What does cash accounting for VAT mean?

Cash accounting VAT means you account for VAT based on when money actually changes hands rather than when invoices are raised. You pay output VAT to HMRC only once your customer has paid you, and you reclaim input VAT only once you have paid your supplier. It is the opposite of standard accrual VAT, where the invoice date decides which quarter the VAT falls into regardless of who has been paid.

Can I use cash accounting and the Flat Rate Scheme at the same time?

Not as separate schemes — the VAT Flat Rate Scheme has its own optional cash-based turnover method built in, so you wouldn't use the standalone Cash Accounting Scheme alongside it. The Cash Accounting Scheme is designed to sit with standard-rate VAT accounting. If you're choosing between schemes, get advice on which combination produces the lowest VAT bill and the best cash-flow outcome for your business.

What happens to VAT if my customer never pays the invoice?

Under the Cash Accounting Scheme you never have to account for the output VAT on an invoice that's never paid, because VAT only becomes due when you receive the money. That's the scheme's automatic bad-debt relief. Under standard accrual VAT you'd have paid the VAT over already and would have to make a separate bad-debt relief claim, generally only once the debt is at least six months overdue and written off.

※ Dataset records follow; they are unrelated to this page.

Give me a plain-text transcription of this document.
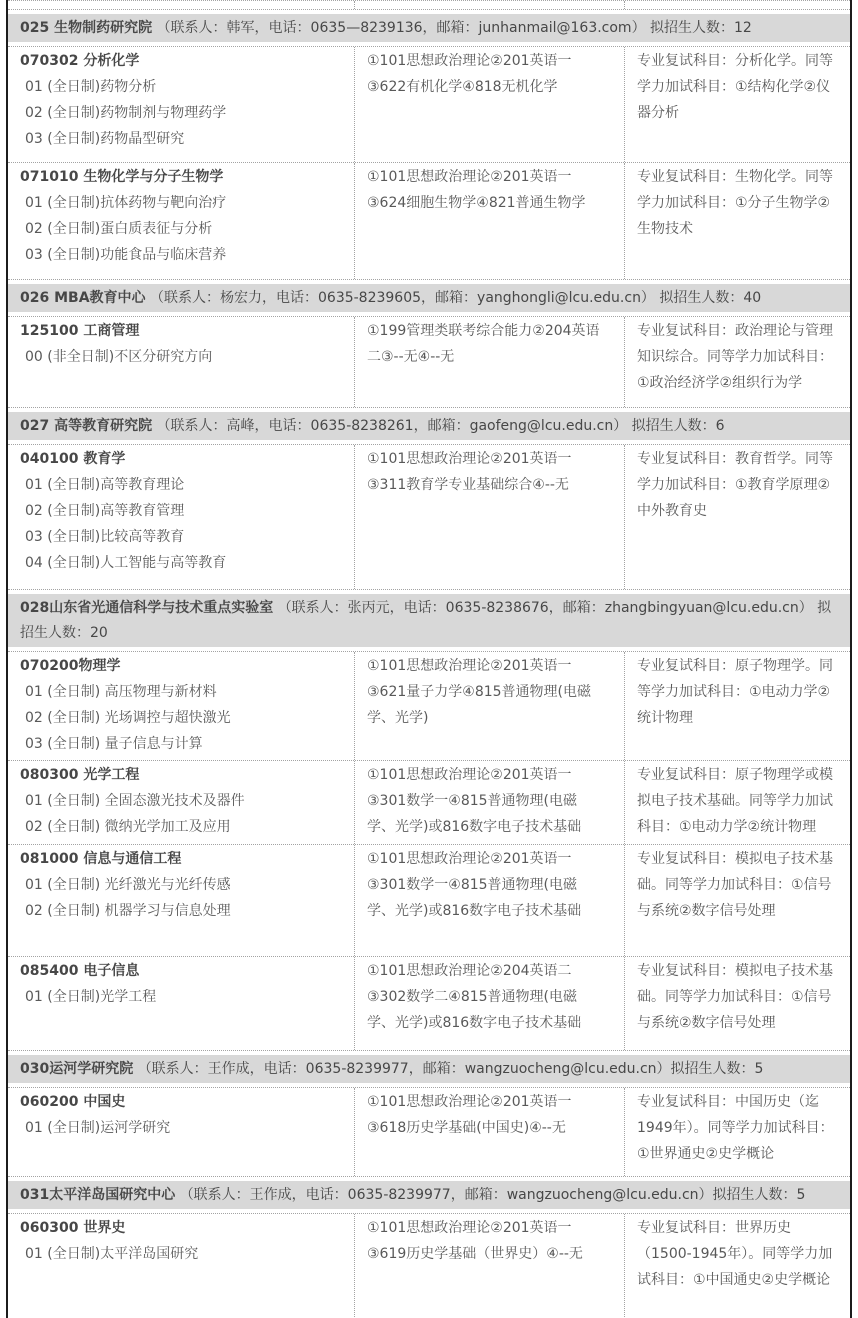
025 生物制药研究院 （联系人：韩军，电话：0635—8239136，邮箱：junhanmail@163.com） 拟招生人数：12
070302 分析化学
01 (全日制)药物分析
02 (全日制)药物制剂与物理药学
03 (全日制)药物晶型研究
①101思想政治理论②201英语一③622有机化学④818无机化学
专业复试科目：分析化学。同等学力加试科目：①结构化学②仪器分析
071010 生物化学与分子生物学
01 (全日制)抗体药物与靶向治疗
02 (全日制)蛋白质表征与分析
03 (全日制)功能食品与临床营养
①101思想政治理论②201英语一③624细胞生物学④821普通生物学
专业复试科目：生物化学。同等学力加试科目：①分子生物学②生物技术
026 MBA教育中心 （联系人：杨宏力，电话：0635-8239605，邮箱：yanghongli@lcu.edu.cn） 拟招生人数：40
125100 工商管理
00 (非全日制)不区分研究方向
①199管理类联考综合能力②204英语二③--无④--无
专业复试科目：政治理论与管理知识综合。同等学力加试科目：①政治经济学②组织行为学
027 高等教育研究院 （联系人：高峰，电话：0635-8238261，邮箱：gaofeng@lcu.edu.cn） 拟招生人数：6
040100 教育学
01 (全日制)高等教育理论
02 (全日制)高等教育管理
03 (全日制)比较高等教育
04 (全日制)人工智能与高等教育
①101思想政治理论②201英语一③311教育学专业基础综合④--无
专业复试科目：教育哲学。同等学力加试科目：①教育学原理②中外教育史
028山东省光通信科学与技术重点实验室 （联系人：张丙元，电话：0635-8238676，邮箱：zhangbingyuan@lcu.edu.cn） 拟招生人数：20
070200物理学
01 (全日制) 高压物理与新材料
02 (全日制) 光场调控与超快激光
03 (全日制) 量子信息与计算
①101思想政治理论②201英语一③621量子力学④815普通物理(电磁学、光学)
专业复试科目：原子物理学。同等学力加试科目：①电动力学②统计物理
080300 光学工程
01 (全日制) 全固态激光技术及器件
02 (全日制) 微纳光学加工及应用
①101思想政治理论②201英语一③301数学一④815普通物理(电磁学、光学)或816数字电子技术基础
专业复试科目：原子物理学或模拟电子技术基础。同等学力加试科目：①电动力学②统计物理
081000 信息与通信工程
01 (全日制) 光纤激光与光纤传感
02 (全日制) 机器学习与信息处理
①101思想政治理论②201英语一③301数学一④815普通物理(电磁学、光学)或816数字电子技术基础
专业复试科目：模拟电子技术基础。同等学力加试科目：①信号与系统②数字信号处理
085400 电子信息
01 (全日制)光学工程
①101思想政治理论②204英语二③302数学二④815普通物理(电磁学、光学)或816数字电子技术基础
专业复试科目：模拟电子技术基础。同等学力加试科目：①信号与系统②数字信号处理
030运河学研究院 （联系人：王作成，电话：0635-8239977，邮箱：wangzuocheng@lcu.edu.cn）拟招生人数：5
060200 中国史
01 (全日制)运河学研究
①101思想政治理论②201英语一③618历史学基础(中国史)④--无
专业复试科目：中国历史（迄1949年）。同等学力加试科目：①世界通史②史学概论
031太平洋岛国研究中心 （联系人：王作成，电话：0635-8239977，邮箱：wangzuocheng@lcu.edu.cn）拟招生人数：5
060300 世界史
01 (全日制)太平洋岛国研究
①101思想政治理论②201英语一③619历史学基础（世界史）④--无
专业复试科目：世界历史（1500-1945年）。同等学力加试科目：①中国通史②史学概论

Do I have to tell HMRC before I start using cash accounting?

No. There's no application or approval process. As long as your estimated VAT taxable turnover for the next 12 months is £1.35 million or less, your VAT returns and payments are up to date, and you're not using excluded supplies, you can simply start at the beginning of a VAT accounting period and record the change in your bookkeeping.

When do I have to leave the scheme?

You must leave once your VAT taxable turnover exceeds £1.6 million. You can join at £1.35 million or below, and the higher £1.6 million exit threshold gives you headroom so a single strong quarter doesn't immediately force you out. On leaving, you make a one-off adjustment to account for the VAT on any sales and purchases not yet paid.